Well, unforgettable is a fairly neutral word.
Why someone would book a Sahara desert tour in Marrakech, 500km away is beyond us, but whereas tourists used to just turn up in Merzouga, Zagora and M’hamid and look for some locals to take them out to the dunes on camels, nowadays the city touts and online desert tour sites have swallowed almost all the business, taking the lion’s share of the money and leaving just enough for the locals who actually do the work (look after the camels, take the tourists out on the tour, feed them, entertain them) to get by.
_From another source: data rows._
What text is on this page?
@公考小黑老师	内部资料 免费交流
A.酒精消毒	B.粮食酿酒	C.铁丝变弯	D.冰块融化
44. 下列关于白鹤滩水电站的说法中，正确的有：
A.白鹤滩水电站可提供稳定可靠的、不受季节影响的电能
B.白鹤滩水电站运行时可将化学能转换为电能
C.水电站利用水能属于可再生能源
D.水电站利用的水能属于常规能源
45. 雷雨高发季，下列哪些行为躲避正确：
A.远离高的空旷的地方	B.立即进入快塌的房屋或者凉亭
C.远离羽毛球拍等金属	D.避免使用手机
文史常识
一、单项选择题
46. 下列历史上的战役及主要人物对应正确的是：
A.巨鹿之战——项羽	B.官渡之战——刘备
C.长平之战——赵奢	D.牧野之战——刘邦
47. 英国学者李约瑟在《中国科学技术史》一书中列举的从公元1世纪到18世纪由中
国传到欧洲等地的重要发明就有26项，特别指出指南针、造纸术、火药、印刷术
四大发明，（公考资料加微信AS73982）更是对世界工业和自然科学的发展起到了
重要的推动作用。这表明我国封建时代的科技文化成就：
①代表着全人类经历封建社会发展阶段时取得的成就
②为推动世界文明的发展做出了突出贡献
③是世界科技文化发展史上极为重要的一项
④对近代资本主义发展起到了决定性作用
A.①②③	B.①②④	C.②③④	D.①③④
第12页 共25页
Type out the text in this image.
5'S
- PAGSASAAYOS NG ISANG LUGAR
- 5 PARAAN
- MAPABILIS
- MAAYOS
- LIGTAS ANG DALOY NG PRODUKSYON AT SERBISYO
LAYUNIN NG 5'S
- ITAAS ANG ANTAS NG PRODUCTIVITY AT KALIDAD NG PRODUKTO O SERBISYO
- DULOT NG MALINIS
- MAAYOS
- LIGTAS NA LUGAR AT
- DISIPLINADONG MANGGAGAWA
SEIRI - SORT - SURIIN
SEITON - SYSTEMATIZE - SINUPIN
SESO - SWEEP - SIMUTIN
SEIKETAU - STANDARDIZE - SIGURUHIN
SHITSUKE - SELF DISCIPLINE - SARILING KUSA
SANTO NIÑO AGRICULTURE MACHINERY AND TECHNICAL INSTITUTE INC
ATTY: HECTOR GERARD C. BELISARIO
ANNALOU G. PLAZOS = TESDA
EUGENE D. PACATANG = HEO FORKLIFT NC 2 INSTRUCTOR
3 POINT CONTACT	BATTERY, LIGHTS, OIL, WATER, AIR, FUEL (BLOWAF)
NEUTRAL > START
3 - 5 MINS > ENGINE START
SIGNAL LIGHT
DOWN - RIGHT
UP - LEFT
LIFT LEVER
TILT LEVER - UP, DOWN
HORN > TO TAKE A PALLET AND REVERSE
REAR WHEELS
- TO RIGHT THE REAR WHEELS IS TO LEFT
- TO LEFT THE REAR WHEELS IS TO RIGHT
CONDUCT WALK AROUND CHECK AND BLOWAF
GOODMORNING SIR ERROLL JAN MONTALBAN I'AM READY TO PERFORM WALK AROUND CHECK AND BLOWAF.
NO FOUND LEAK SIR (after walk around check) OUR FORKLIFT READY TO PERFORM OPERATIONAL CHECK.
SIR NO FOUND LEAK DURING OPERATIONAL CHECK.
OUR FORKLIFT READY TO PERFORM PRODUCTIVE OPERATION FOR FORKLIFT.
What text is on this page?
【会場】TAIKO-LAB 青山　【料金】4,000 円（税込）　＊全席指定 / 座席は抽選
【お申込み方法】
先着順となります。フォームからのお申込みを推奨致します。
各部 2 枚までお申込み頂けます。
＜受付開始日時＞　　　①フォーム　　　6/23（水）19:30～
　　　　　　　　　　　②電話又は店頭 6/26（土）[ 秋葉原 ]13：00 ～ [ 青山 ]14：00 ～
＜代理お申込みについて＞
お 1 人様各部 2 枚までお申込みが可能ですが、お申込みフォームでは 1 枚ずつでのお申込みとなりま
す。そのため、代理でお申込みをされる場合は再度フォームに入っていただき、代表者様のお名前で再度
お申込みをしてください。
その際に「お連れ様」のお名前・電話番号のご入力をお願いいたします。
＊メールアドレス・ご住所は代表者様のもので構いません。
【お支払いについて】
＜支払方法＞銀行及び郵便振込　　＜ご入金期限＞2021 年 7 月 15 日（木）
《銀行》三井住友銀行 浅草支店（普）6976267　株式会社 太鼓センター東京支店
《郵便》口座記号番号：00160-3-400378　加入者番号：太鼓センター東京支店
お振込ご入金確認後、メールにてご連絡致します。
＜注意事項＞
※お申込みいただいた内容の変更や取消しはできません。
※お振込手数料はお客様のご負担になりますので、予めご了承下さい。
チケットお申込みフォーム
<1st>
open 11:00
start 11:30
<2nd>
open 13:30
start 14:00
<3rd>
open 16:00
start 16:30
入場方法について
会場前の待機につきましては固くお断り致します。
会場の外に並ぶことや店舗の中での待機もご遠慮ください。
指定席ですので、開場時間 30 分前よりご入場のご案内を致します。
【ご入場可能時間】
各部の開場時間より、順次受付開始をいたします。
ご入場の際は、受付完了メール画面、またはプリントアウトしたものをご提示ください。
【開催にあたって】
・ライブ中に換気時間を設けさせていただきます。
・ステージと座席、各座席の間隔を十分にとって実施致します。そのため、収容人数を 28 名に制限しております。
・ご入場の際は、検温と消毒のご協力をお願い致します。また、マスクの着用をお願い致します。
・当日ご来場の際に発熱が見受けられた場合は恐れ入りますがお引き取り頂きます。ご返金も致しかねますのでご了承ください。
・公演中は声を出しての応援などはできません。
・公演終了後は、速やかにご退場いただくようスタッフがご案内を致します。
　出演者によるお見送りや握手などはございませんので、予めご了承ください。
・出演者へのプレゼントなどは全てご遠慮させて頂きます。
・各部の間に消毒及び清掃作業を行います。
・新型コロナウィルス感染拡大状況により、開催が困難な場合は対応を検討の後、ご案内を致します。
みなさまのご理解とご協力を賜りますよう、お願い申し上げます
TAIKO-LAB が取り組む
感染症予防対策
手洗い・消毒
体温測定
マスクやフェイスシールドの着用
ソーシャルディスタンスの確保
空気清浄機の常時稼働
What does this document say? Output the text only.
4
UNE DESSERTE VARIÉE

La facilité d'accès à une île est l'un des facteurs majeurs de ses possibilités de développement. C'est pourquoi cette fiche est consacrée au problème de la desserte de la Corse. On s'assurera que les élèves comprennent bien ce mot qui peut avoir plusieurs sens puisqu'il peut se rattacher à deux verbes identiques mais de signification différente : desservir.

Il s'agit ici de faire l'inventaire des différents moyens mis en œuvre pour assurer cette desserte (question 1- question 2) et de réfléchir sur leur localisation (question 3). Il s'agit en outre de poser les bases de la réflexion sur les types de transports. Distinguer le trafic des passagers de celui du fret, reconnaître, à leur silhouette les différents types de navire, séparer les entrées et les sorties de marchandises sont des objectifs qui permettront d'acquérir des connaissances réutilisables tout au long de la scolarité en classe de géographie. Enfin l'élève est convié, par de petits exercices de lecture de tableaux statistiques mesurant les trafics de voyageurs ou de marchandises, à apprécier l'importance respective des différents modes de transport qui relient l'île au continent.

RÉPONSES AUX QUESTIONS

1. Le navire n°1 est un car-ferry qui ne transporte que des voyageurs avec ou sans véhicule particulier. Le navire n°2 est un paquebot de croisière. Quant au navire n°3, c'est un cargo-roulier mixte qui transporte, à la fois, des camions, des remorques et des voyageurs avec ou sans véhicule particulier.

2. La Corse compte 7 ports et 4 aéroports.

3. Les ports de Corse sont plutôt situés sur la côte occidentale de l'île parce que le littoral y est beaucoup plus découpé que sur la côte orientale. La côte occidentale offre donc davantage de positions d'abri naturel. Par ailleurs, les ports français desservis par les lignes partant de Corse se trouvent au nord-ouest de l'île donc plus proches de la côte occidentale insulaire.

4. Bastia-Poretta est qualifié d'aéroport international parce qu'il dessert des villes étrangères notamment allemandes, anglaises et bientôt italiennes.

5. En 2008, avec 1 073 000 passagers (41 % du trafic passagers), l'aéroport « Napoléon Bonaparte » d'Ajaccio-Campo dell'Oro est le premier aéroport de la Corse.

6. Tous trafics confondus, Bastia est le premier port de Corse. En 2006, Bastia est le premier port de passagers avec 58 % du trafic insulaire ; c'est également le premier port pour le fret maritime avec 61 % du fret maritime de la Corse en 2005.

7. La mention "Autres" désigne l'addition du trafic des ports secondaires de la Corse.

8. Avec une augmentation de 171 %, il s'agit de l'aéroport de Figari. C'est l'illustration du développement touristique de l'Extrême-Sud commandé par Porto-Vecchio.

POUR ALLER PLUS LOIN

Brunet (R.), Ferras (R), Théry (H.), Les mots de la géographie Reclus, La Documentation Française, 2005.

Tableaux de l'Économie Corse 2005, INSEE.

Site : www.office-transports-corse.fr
But that’s globalisation for you and tourism in Morocco changes just like everything else.
Take cameras, for instance.
Time was, it was the only Japanese who travelled the world taking photos of everything – their hotel door, the bus ticket, the street signs – but now we’ve all essentially become Japanese. Walking back from sunset on a high dune near Merzouga recently I saw a few caravans of tourists on Morocco passing and the active selfie stick rate held at 20% regardless of nationality.
‘How was Iceland?’ one girl from Singapore asked as she entered the Sahara Desert.
‘Overrated if you ask me, lah,’ her friend replied.
Perhaps he didn’t enjoy Iceland because he was busy talking about Niagra Falls.
And then there’s the camels. I get it, people come to the Sahara Desert and want to make a camel tour because camels and deserts go together like tourists and selfie sticks, but I can’t help seeing it as a little pathetic to see 15 camels all strung together by a rope from mouth to saddle so they don’t deviate from the chain, led along by the Berber guides on foot, carrying tourists who imagine they’re riding camels. Strictly speaking, they are, but only like the kids who get donkey rides on the beach. Or the kids with the the plastic steering wheel on the back seat of the car who imagine they’re the ones driving.
But however cheesy a camel tour might be, at least it’s silent. Something those who come to the Erg Chebbi dunes to tear around on quads, motorbikes and 4×4 cars might bear in mind.